Does genetic variation in photorespiration rates matter in natural populations?

Background/Question/Methods

In natural populations, plants with greater photosynthetic rates can accumulate more biomass and thus have greater fitness than plants with lower carbon uptake and assimilation rates. Photorespiration reduces the photosynthetic efficiency of C₃ plants by almost half but has persisted in C₃ plants for millennia. Recent evidence suggests that photorespiration, while diverting energy away from carbon assimilation, provides other metabolic benefits that might enhance fitness. Consistent with this notion, photosynthesis and photorespiration are thought to be co-regulated at a metabolic level. However, and despite a near complete description of the photorespiratory pathway and thorough understanding of the response of photorespiration to environmental stimuli, surprisingly little is known about genetic variation in photorespiration and its covariation with photosynthesis in natural populations. We hypothesized that the molecular coordination of photosynthesis and photorespiration would manifest as positive phenotypic and genetic correlations. We assessed natural variation and covariation for photosynthesis and photorespiration among 14 ecotypes Arabidopsis thaliana. The ecotypes were selected to represent physiological variation in photosynthetic capacity, life history (winter and spring annual) and habitat (mean annual precipitation, mean annual temperature). Photosynthesis and photorespiration were estimated by measuring the response of photosynthesis to intercellular [CO₂] at ambient O₂ and 1% O₂ to simulate non-photorespiratory conditions. Photosynthesis and its associated parameters were estimated from the A vs Ci curves at ambient O₂. Photorespiration was estimated as photorespiratory CO₂ efflux by combining gas exchange and chlorophyll fluorescence data collected at ambient O₂ and 1% O₂.

Results/Conclusions

Phenotypic variation in photorespiratory CO₂ efflux was highly correlated with photosynthetic rates and two metrics of photosynthetic capacity, maximum carboxylation capacity (V_c,max) and maximum linear electron flux through photosystem II (J_max).
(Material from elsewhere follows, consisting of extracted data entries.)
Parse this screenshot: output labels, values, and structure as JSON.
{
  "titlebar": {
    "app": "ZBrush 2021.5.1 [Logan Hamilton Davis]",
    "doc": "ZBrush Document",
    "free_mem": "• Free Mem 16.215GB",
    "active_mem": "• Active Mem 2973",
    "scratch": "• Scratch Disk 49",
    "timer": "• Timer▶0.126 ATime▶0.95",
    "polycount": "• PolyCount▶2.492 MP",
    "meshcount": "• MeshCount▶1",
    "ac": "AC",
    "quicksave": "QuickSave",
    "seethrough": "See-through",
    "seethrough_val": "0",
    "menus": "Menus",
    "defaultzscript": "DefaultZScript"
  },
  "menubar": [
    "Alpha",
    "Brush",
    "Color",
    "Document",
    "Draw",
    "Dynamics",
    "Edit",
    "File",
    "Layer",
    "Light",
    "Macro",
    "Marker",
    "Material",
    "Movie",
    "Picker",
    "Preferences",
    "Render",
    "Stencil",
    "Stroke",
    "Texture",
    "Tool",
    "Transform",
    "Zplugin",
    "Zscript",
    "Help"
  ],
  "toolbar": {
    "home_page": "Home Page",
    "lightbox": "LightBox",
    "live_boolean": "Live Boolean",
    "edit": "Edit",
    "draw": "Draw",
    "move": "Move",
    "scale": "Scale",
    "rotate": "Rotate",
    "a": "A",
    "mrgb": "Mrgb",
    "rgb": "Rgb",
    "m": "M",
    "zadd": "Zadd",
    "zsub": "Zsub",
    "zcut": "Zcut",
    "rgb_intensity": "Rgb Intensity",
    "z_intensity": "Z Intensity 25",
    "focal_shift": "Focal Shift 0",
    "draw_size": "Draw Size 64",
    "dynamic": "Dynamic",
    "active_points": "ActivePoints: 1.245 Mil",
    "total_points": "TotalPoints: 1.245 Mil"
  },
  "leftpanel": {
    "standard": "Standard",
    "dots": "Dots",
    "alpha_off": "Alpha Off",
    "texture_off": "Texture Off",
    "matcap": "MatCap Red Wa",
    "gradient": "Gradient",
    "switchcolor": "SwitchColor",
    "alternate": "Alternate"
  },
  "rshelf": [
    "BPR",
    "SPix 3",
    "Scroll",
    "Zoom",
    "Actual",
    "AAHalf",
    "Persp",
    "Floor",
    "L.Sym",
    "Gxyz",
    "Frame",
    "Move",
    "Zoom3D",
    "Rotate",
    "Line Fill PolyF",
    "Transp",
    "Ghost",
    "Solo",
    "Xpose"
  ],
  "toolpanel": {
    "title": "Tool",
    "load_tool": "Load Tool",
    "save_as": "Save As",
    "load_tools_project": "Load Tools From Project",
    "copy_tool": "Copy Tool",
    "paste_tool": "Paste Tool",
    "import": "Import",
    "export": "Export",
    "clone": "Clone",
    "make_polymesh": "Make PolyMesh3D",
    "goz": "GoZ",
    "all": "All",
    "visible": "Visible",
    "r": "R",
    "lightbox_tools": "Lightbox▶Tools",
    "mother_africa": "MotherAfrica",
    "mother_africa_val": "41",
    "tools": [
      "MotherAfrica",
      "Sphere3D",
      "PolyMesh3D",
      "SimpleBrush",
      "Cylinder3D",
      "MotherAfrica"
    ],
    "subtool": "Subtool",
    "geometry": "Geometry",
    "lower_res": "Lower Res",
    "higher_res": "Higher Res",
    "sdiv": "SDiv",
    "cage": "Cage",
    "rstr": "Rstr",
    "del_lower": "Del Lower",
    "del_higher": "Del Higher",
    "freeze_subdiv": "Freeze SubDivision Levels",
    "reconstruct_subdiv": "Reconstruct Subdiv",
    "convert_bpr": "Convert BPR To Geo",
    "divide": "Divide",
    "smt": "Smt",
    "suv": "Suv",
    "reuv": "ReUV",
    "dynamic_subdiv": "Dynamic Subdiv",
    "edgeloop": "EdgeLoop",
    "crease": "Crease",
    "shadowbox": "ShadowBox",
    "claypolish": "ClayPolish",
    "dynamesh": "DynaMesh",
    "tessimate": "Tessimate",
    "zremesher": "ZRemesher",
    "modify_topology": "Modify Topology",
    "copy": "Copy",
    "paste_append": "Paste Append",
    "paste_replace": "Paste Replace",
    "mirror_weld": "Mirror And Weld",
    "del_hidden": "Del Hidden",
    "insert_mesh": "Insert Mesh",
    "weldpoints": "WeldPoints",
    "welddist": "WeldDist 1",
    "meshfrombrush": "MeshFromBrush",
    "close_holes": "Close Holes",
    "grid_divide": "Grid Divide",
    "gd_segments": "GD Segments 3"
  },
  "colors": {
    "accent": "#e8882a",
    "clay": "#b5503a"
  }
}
However, genetic correlations were not detected between photosynthesis and photorespiration. We found standing genetic variation—as broad-sense heritability—for most photosynthetic traits, including photorespiration. Genetic correlation between photosynthetic electron transport and carboxylation capacities indicates that these traits are genetically constrained. Genetic correlations between traits supplying energy and carbon to the Calvin–Benson cycle are consistent with the biochemical model of photosynthesis, suggesting that selection on either of these traits would improve all of them. Interestingly, the lack of a genetic correlation between photosynthesis and photorespiration suggests that the positive scaling of these two traits can be broken.